The Vigil (MA15+)
3 stars
Having binge-watched Unorthodox on Netflix at the start of the COVID shutdown, I feel like I'm probably an expert on Jewish culture.
So when I read that this new horror film is set around the Brooklyn neighbourhood familiar from that series, I felt like I was on familiar terrain.
Unorthodox was a horror of another kind, about loveless marriage and loss of freedom.
This is horror of the good old-fashioned kind, and produced by experts in the field.
Jason Blum and his team at Blumhouse Productions have built themselves into a mini-studio of low-budget horror films that almost always make a tidy profit.
This means they can experiment with ideas and give first-shot opportunities to new talent with more confidence than the bigger Hollywood studios.
Thus, we have The Vigil, written and directed by first-time feature filmmaker Keith Thomas who has only one short film in his resume.
What Thomas does have, though, is a unique perspective for religious-based horror, having attended rabbinical school.
And so, for those of us thoroughly used to the familiar Catholic tropes horror - the cross, the rosary, the priest - will enjoy Thomas's refreshing mining of Jewish culture.
As the film opens we meet former Orthodox Jew Yakov (Dave Davis) at a support group for others who have left the religion.
He runs into a cousin who knows he needs work and tells him about a gig serving as Shomer at the home of a recently deceased Holocaust survivor and his wife (Lynn Cohen), who has Alzheimer's.
A Shomer sits the overnight vigil with the body of the recently deceased until the body can be taken away for burial.
When there are no family or friends who can do the job, their job is to keep away the evil spirits.
As his night begins, we can be fairly sure of where this is going.
And it does, with the dead body belonging to a Dr Kohlberg (Fred Melamed), who has a Maasic - cousin to the dybbuk, a spirit from Jewish folklore - that attached itself to him while he was in Buchenwald.
It has been feeding on his pain ever since.
This is very much a one-man show, with Davis working through the emotions, through the scares, the things that go bump in the night.
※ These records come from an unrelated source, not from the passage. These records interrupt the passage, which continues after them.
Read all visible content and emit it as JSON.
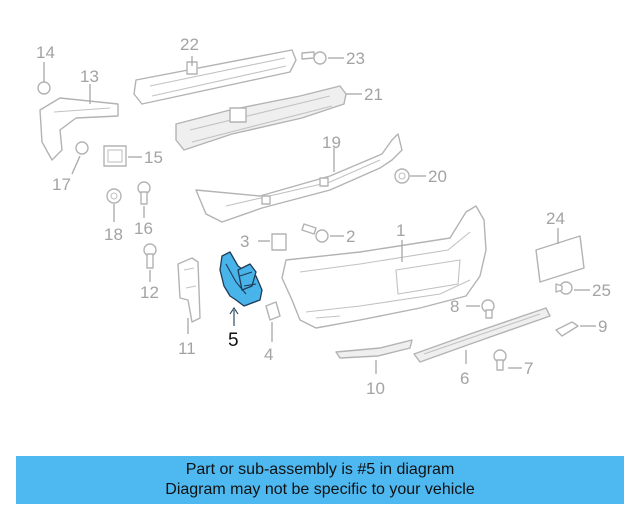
{
  "callouts": {
    "c1": "1",
    "c2": "2",
    "c3": "3",
    "c4": "4",
    "c5": "5",
    "c6": "6",
    "c7": "7",
    "c8": "8",
    "c9": "9",
    "c10": "10",
    "c11": "11",
    "c12": "12",
    "c13": "13",
    "c14": "14",
    "c15": "15",
    "c16": "16",
    "c17": "17",
    "c18": "18",
    "c19": "19",
    "c20": "20",
    "c21": "21",
    "c22": "22",
    "c23": "23",
    "c24": "24",
    "c25": "25"
  },
  "highlighted_part": "5",
  "colors": {
    "highlight": "#49b4ea",
    "banner": "#4eb8f0",
    "linework": "#b3b3b3"
  },
  "banner": {
    "line1": "Part or sub-assembly is #5 in diagram",
    "line2": "Diagram may not be specific to your vehicle"
  }
}
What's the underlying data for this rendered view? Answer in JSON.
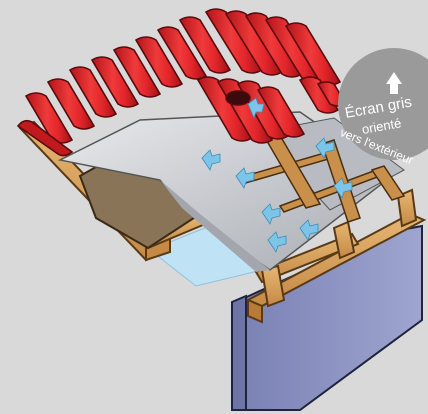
{
  "badge": {
    "line1": "Écran gris",
    "line2": "orienté",
    "line3": "vers l'extérieur",
    "icon": "arrow-up-icon"
  },
  "palette": {
    "background": "#d9d9d9",
    "tile_red": "#e3262b",
    "tile_dark": "#b3151b",
    "timber": "#d9a45f",
    "timber_dark": "#a56b2d",
    "membrane": "#c9ccd0",
    "wall": "#8f96c4",
    "airflow_arrow": "#7cc4e8",
    "badge": "#9a9a9a"
  }
}
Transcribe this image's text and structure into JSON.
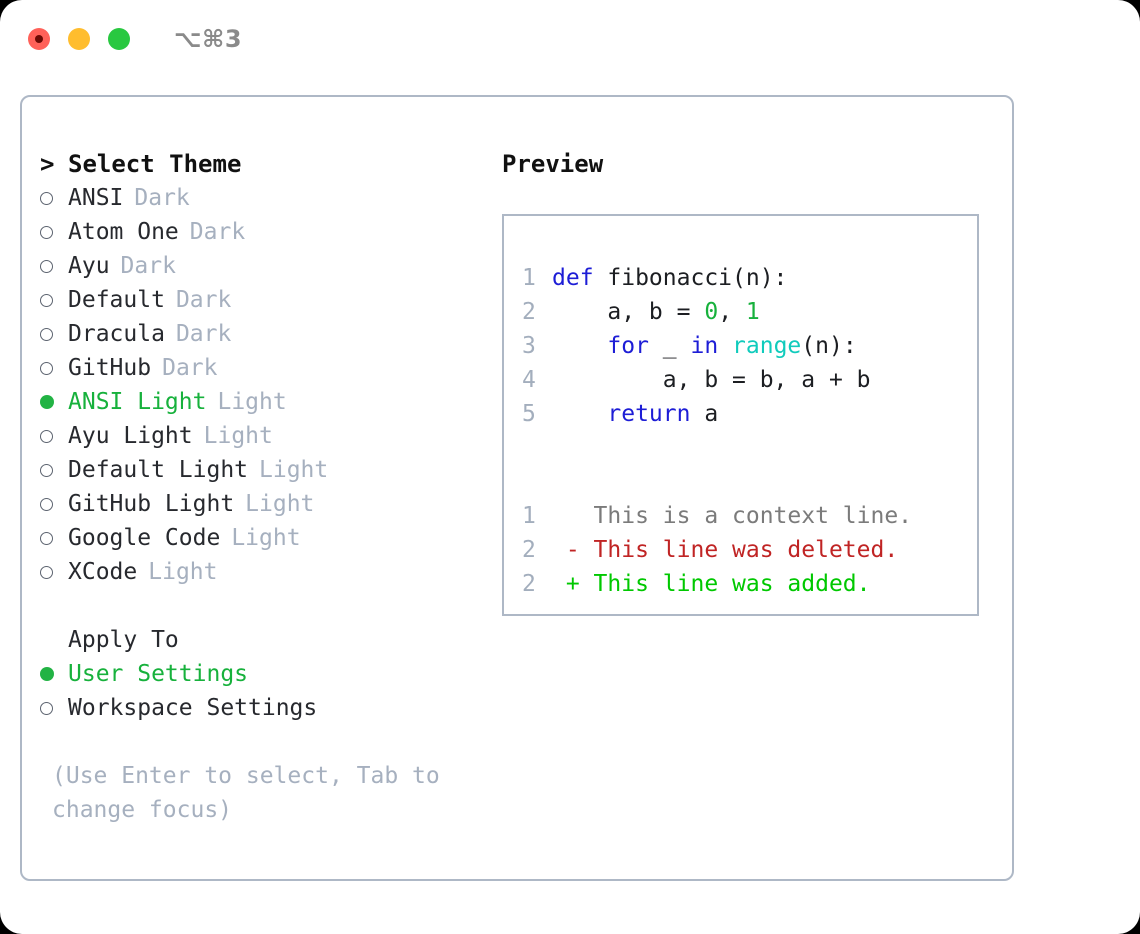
{
  "window": {
    "shortcut": "⌥⌘3",
    "traffic_lights": [
      {
        "name": "close",
        "color": "#ff6159"
      },
      {
        "name": "minimize",
        "color": "#ffbd2e"
      },
      {
        "name": "maximize",
        "color": "#28c840"
      }
    ]
  },
  "theme_picker": {
    "heading": "Select Theme",
    "caret": ">",
    "items": [
      {
        "name": "ANSI",
        "tag": "Dark",
        "selected": false
      },
      {
        "name": "Atom One",
        "tag": "Dark",
        "selected": false
      },
      {
        "name": "Ayu",
        "tag": "Dark",
        "selected": false
      },
      {
        "name": "Default",
        "tag": "Dark",
        "selected": false
      },
      {
        "name": "Dracula",
        "tag": "Dark",
        "selected": false
      },
      {
        "name": "GitHub",
        "tag": "Dark",
        "selected": false
      },
      {
        "name": "ANSI Light",
        "tag": "Light",
        "selected": true
      },
      {
        "name": "Ayu Light",
        "tag": "Light",
        "selected": false
      },
      {
        "name": "Default Light",
        "tag": "Light",
        "selected": false
      },
      {
        "name": "GitHub Light",
        "tag": "Light",
        "selected": false
      },
      {
        "name": "Google Code",
        "tag": "Light",
        "selected": false
      },
      {
        "name": "XCode",
        "tag": "Light",
        "selected": false
      }
    ]
  },
  "apply_to": {
    "label": "Apply To",
    "options": [
      {
        "name": "User Settings",
        "selected": true
      },
      {
        "name": "Workspace Settings",
        "selected": false
      }
    ]
  },
  "hint": "(Use Enter to select, Tab to change focus)",
  "preview": {
    "title": "Preview",
    "code_lines": [
      {
        "lno": "1",
        "tokens": [
          {
            "t": "def",
            "c": "kw"
          },
          {
            "t": " fibonacci(n):",
            "c": "code"
          }
        ]
      },
      {
        "lno": "2",
        "tokens": [
          {
            "t": "    a, b = ",
            "c": "code"
          },
          {
            "t": "0",
            "c": "num"
          },
          {
            "t": ", ",
            "c": "code"
          },
          {
            "t": "1",
            "c": "num"
          }
        ]
      },
      {
        "lno": "3",
        "tokens": [
          {
            "t": "    ",
            "c": "code"
          },
          {
            "t": "for",
            "c": "kw"
          },
          {
            "t": " _ ",
            "c": "code"
          },
          {
            "t": "in",
            "c": "kw"
          },
          {
            "t": " ",
            "c": "code"
          },
          {
            "t": "range",
            "c": "fn"
          },
          {
            "t": "(n):",
            "c": "code"
          }
        ]
      },
      {
        "lno": "4",
        "tokens": [
          {
            "t": "        a, b = b, a + b",
            "c": "code"
          }
        ]
      },
      {
        "lno": "5",
        "tokens": [
          {
            "t": "    ",
            "c": "code"
          },
          {
            "t": "return",
            "c": "kw"
          },
          {
            "t": " a",
            "c": "code"
          }
        ]
      }
    ],
    "diff_lines": [
      {
        "lno": "1",
        "tokens": [
          {
            "t": "   This is a context line.",
            "c": "ctx"
          }
        ]
      },
      {
        "lno": "2",
        "tokens": [
          {
            "t": " - This line was deleted.",
            "c": "del"
          }
        ]
      },
      {
        "lno": "2",
        "tokens": [
          {
            "t": " + This line was added.",
            "c": "add"
          }
        ]
      }
    ]
  },
  "colors": {
    "accent_green": "#17b13c",
    "keyword_blue": "#1d1dd6",
    "function_cyan": "#10cbbc",
    "number_green": "#17b13c",
    "diff_delete_red": "#c02424",
    "diff_add_green": "#00c800",
    "muted_grey": "#a6b0bf",
    "border": "#aeb8c6"
  }
}
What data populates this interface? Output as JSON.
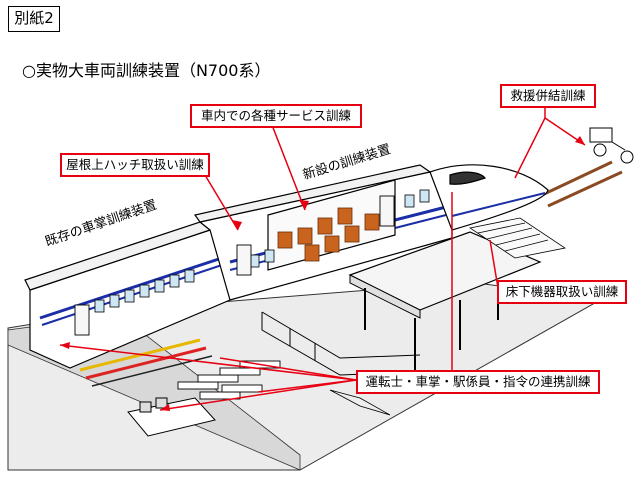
{
  "doc_tag": "別紙2",
  "heading": "○実物大車両訓練装置（N700系）",
  "systems": {
    "existing": "既存の車掌訓練装置",
    "new": "新設の訓練装置"
  },
  "callouts": {
    "interior": "車内での各種サービス訓練",
    "roof": "屋根上ハッチ取扱い訓練",
    "rescue": "救援併結訓練",
    "underfloor": "床下機器取扱い訓練",
    "coordination": "運転士・車掌・駅係員・指令の連携訓練"
  },
  "colors": {
    "callout_border": "#e60012",
    "train_stripe": "#1a2ea8",
    "rails": "#8a4a22"
  }
}
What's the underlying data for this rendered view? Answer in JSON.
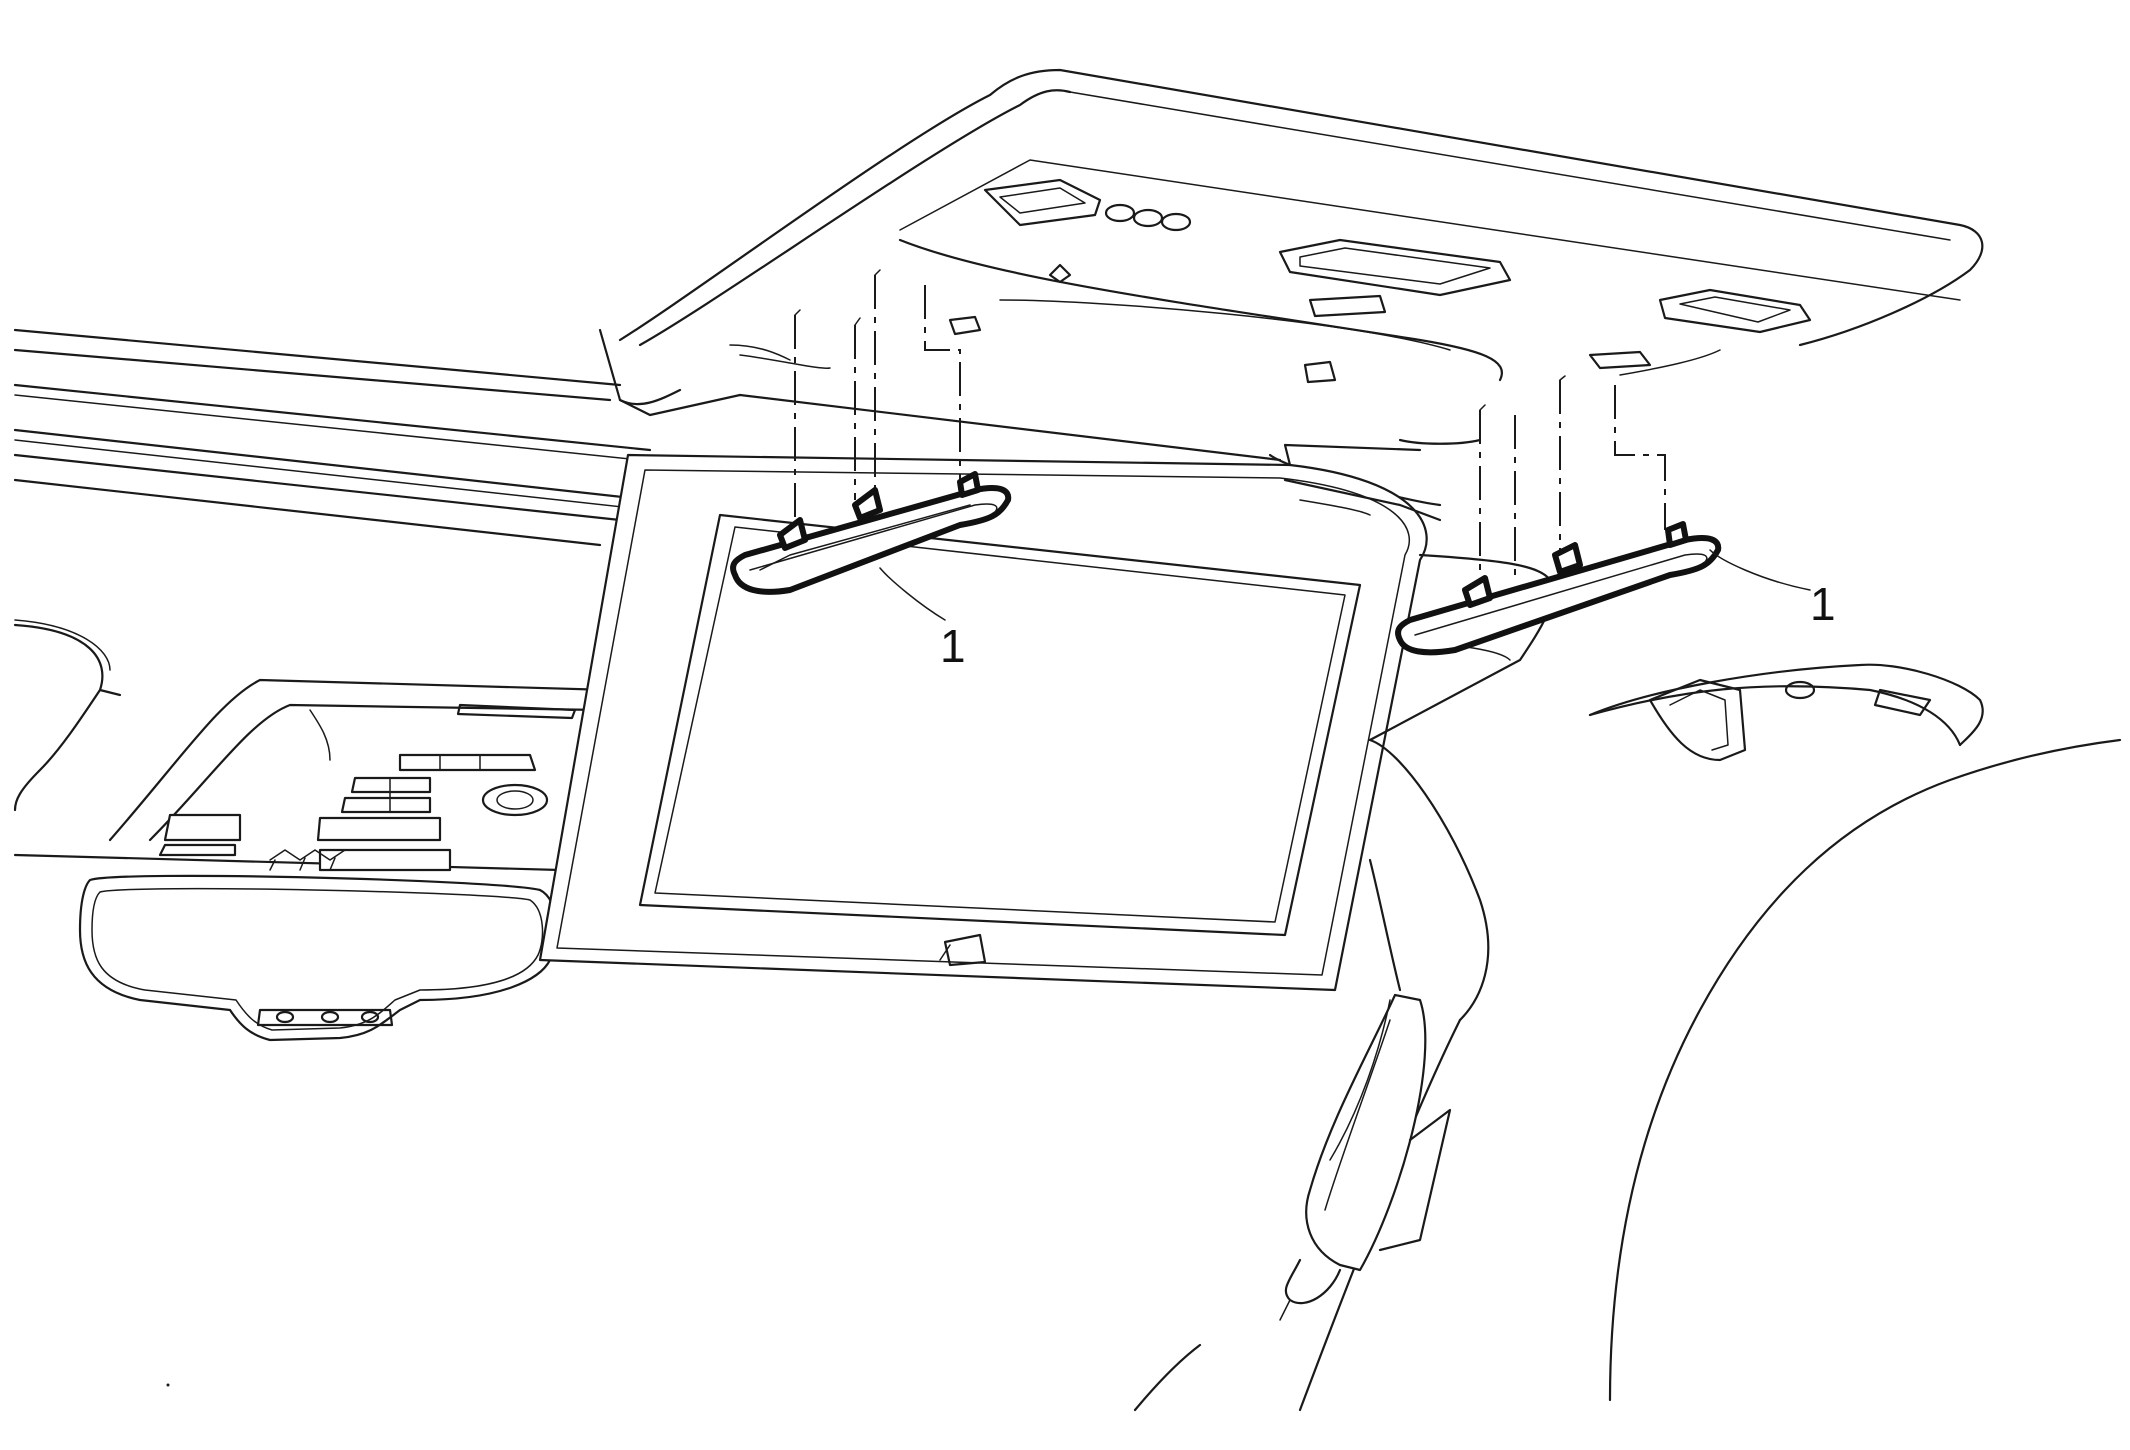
{
  "callouts": [
    {
      "id": "callout-left",
      "label": "1"
    },
    {
      "id": "callout-right",
      "label": "1"
    }
  ],
  "colors": {
    "line": "#1a1a1a",
    "background": "#ffffff"
  }
}
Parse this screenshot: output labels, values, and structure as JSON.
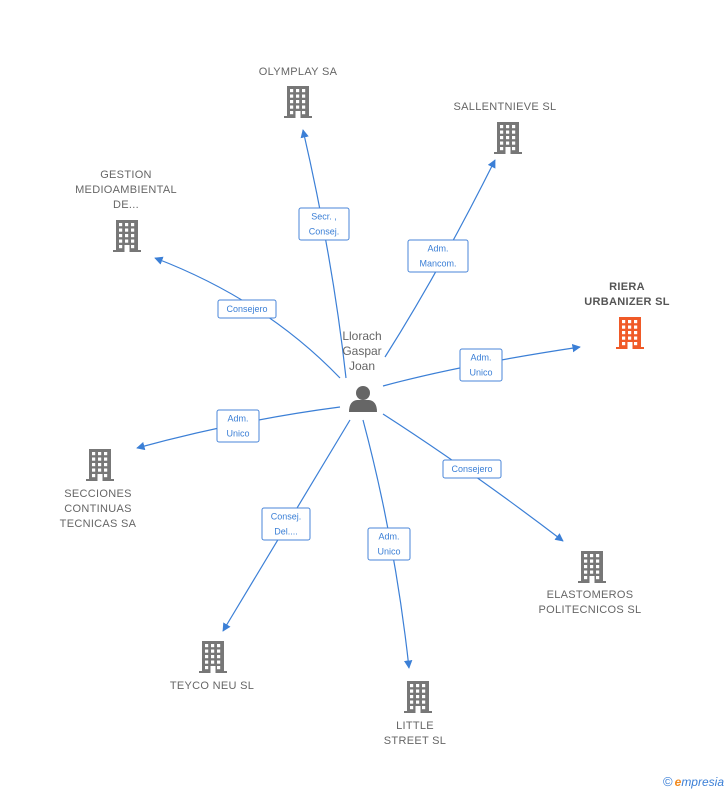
{
  "colors": {
    "edge": "#3b7fd6",
    "company": "#777777",
    "highlight": "#f05a28",
    "person": "#666666"
  },
  "center": {
    "lines": [
      "Llorach",
      "Gaspar",
      "Joan"
    ]
  },
  "companies": [
    {
      "id": "olymplay",
      "lines": [
        "OLYMPLAY SA"
      ],
      "highlight": false
    },
    {
      "id": "sallentnieve",
      "lines": [
        "SALLENTNIEVE SL"
      ],
      "highlight": false
    },
    {
      "id": "gestion",
      "lines": [
        "GESTION",
        "MEDIOAMBIENTAL",
        "DE..."
      ],
      "highlight": false
    },
    {
      "id": "riera",
      "lines": [
        "RIERA",
        "URBANIZER SL"
      ],
      "highlight": true
    },
    {
      "id": "secciones",
      "lines": [
        "SECCIONES",
        "CONTINUAS",
        "TECNICAS SA"
      ],
      "highlight": false
    },
    {
      "id": "elastomeros",
      "lines": [
        "ELASTOMEROS",
        "POLITECNICOS SL"
      ],
      "highlight": false
    },
    {
      "id": "teyco",
      "lines": [
        "TEYCO NEU SL"
      ],
      "highlight": false
    },
    {
      "id": "little",
      "lines": [
        "LITTLE",
        "STREET SL"
      ],
      "highlight": false
    }
  ],
  "edges": [
    {
      "to": "olymplay",
      "lines": [
        "Secr. ,",
        "Consej."
      ]
    },
    {
      "to": "sallentnieve",
      "lines": [
        "Adm.",
        "Mancom."
      ]
    },
    {
      "to": "gestion",
      "lines": [
        "Consejero"
      ]
    },
    {
      "to": "riera",
      "lines": [
        "Adm.",
        "Unico"
      ]
    },
    {
      "to": "secciones",
      "lines": [
        "Adm.",
        "Unico"
      ]
    },
    {
      "to": "elastomeros",
      "lines": [
        "Consejero"
      ]
    },
    {
      "to": "teyco",
      "lines": [
        "Consej.",
        "Del...."
      ]
    },
    {
      "to": "little",
      "lines": [
        "Adm.",
        "Unico"
      ]
    }
  ],
  "brand": {
    "symbol": "©",
    "initial": "e",
    "rest": "mpresia"
  }
}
His performance is excellent.
While the Jewish mythology (some of it based in tradition, and some Thomas's own invention) is a fresh take, he also depends heavily on the classic tricks of of the genre that Blumhouse films like Insidious, Ouija, and Paranormal Activity employ, with jump scares, dark lighting and bass notes rumbling under your seat.
That's the expected horror.
The other horror going on is internal to the already unstable Yakov, fuelled with the memories of his younger brother's death and his own resulting PTSD.
Production Designer Liz Toonkel does interesting work turning the suburban mundane into the creepy, aided by Michael Yezerski's deliberately provoking score.